Access Error: invalid UTF-8 encoding ${FFD8FFE0}


Right now there aren't really any books on red since it is so new. So I am trying to follow along an old Rebol book and salvage what I can from it.

I have found a few commands such read where I can't execute the code because of the file encoding.

 save %/c/users/abagget/desktop/bay.jpg read http://rebol.com/view/bay.jpg
 Access Error: invalid UTF-8 encoding: #{FFD8FFE0}

In Rebol this^ would have been read/binary and write/binary

 >> write %/c/alex.txt read http://google.com
 *** Access Error: invalid UTF-8 encoding: #{A050726F}

Is there a way to convert incoming content to UTF-8 so I can do the read? Or are there other types of read that handle non-UTF-8?


Solution

  • In Rebol this^ would have been read/binary and write/binary

    In Red too, save is for converting a Red datatype to a serialized text of binary format. So if you want to save to a JPEG file, you need to provide an image! value. read fetches a text content (limited to UTF-8 for now), so your usage is invalid. The proper line should be:

     write/binary %/c/users/abagget/desktop/bay.jpg read/binary http://rebol.com/view/bay.jpg
    

    Is there a way to convert incoming content to UTF-8 so I can do the read?

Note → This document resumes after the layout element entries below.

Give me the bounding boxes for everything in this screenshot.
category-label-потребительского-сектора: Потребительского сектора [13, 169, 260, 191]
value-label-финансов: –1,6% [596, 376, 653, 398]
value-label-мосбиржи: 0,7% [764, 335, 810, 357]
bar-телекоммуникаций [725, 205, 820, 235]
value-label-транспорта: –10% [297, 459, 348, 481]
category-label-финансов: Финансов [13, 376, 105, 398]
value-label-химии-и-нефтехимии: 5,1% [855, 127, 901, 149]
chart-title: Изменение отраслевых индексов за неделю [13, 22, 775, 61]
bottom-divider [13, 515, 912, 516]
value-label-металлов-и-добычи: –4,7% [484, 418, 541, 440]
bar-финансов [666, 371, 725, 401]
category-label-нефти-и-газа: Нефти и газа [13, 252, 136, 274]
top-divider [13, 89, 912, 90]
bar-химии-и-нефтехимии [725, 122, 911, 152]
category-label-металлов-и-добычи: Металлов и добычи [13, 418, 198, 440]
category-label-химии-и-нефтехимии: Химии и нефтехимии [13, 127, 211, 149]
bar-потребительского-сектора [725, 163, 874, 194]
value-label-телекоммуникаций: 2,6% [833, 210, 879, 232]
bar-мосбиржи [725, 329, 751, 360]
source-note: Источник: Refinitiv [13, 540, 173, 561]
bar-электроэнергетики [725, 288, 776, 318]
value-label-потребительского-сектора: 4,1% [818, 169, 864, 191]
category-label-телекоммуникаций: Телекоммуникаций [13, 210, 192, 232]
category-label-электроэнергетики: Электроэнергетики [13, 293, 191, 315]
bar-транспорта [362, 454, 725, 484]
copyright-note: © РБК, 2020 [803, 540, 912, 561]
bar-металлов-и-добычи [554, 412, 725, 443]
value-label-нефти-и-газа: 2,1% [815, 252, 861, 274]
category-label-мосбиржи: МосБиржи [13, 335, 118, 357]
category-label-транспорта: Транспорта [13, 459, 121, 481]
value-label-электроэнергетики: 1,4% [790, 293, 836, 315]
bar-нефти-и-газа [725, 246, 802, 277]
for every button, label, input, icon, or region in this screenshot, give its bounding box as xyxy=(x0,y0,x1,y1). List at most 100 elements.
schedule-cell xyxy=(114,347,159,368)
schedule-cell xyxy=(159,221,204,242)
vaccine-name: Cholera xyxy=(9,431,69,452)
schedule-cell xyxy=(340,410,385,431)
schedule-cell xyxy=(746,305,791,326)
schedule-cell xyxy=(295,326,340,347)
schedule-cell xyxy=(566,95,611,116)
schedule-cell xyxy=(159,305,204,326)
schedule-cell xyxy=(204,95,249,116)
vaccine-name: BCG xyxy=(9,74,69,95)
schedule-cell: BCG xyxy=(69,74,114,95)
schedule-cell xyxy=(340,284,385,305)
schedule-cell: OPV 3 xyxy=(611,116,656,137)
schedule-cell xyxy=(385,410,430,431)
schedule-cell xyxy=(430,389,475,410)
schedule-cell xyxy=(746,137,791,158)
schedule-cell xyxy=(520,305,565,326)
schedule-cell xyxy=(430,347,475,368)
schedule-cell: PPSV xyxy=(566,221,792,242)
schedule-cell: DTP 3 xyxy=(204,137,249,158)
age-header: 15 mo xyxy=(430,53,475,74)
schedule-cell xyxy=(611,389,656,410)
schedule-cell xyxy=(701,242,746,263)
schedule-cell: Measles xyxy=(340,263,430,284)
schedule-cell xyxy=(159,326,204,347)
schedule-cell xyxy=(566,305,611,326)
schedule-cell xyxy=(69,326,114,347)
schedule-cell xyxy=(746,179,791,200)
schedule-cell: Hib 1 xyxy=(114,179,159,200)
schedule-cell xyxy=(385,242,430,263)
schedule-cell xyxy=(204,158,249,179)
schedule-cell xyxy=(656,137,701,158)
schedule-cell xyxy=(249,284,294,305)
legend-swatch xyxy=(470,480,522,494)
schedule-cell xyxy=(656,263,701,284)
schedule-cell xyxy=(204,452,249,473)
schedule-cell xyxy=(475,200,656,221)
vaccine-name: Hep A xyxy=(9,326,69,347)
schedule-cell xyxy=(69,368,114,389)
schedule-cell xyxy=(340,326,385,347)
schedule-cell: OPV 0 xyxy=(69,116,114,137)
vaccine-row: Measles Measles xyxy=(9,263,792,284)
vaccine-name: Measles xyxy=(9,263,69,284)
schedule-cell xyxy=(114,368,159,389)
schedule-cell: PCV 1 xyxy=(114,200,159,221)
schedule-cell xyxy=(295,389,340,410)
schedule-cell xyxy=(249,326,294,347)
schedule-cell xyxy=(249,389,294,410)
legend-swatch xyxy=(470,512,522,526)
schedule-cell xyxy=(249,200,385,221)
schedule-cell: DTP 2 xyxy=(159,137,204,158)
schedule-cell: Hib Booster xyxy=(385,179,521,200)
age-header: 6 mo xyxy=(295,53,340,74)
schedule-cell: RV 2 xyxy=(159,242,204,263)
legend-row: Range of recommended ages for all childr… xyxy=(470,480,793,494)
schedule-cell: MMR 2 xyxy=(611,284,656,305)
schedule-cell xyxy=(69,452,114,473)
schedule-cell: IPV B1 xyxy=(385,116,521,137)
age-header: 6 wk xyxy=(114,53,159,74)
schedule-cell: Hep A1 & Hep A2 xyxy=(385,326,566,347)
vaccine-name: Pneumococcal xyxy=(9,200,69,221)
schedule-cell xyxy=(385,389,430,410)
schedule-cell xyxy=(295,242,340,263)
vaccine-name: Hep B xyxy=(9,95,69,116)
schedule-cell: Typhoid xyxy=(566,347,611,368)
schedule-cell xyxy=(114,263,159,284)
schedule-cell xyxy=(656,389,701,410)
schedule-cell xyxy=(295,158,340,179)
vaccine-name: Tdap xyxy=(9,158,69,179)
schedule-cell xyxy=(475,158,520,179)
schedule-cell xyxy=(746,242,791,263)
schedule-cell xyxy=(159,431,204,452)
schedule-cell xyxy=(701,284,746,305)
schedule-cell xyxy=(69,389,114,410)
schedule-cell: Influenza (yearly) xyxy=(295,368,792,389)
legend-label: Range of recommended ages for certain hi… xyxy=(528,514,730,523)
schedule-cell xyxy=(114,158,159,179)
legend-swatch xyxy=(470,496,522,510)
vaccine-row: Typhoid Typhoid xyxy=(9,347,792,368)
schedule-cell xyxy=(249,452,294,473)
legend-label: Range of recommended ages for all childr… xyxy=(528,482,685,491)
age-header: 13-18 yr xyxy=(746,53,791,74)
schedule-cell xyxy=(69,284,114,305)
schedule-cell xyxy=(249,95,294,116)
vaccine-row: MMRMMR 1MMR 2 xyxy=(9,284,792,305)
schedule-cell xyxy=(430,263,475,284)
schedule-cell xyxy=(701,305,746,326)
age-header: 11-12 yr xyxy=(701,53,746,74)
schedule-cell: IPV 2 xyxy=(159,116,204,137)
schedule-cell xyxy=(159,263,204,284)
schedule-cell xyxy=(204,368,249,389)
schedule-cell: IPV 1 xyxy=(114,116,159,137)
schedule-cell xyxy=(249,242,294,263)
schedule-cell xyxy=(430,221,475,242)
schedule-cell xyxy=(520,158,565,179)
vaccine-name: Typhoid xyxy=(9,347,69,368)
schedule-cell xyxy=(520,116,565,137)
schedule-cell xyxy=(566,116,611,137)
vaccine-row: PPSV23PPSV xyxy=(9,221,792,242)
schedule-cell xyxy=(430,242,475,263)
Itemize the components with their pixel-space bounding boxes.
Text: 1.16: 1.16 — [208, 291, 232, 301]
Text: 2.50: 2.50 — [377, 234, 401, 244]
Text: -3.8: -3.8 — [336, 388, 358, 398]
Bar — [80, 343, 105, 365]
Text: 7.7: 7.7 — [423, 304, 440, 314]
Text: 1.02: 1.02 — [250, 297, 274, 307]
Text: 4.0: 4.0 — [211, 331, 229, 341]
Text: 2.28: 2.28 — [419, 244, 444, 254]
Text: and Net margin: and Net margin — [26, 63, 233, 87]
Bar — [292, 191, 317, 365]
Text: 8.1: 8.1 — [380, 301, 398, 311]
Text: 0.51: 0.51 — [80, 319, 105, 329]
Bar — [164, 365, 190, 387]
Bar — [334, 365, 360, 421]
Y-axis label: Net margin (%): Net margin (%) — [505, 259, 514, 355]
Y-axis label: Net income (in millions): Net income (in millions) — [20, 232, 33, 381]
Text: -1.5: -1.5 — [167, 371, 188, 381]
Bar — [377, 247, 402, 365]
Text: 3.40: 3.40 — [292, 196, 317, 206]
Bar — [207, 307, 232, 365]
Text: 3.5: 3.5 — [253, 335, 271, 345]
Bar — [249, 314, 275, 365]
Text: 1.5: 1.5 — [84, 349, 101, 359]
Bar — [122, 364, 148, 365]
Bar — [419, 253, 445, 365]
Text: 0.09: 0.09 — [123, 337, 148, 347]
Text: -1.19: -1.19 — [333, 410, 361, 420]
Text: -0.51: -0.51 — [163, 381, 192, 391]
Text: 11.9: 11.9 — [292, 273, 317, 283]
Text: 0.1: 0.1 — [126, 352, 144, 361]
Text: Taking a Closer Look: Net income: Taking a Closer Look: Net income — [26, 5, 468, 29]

    To obtain a string from a non-UTF-8 text resource, you need to fetch the resource as binary, and then write a poor's man converter which should work fine for the common Latin-1 encoding:

    bin-to-string: function [bin [binary!]][
        text: make string! length? bin
        foreach byte bin [append text to char! byte]
        text
    ]
    

    Using it from the console:

    >> bin-to-string read/binary http://google.com
    == {<!doctype html><html itemscope="" itemtype="http://schema.org...
    

    Red will provide proper converters for commonly used text encodings in the future. In the meantime, you can use such function, or write a proper decoder (using a conversion table) for the encodings you use most often.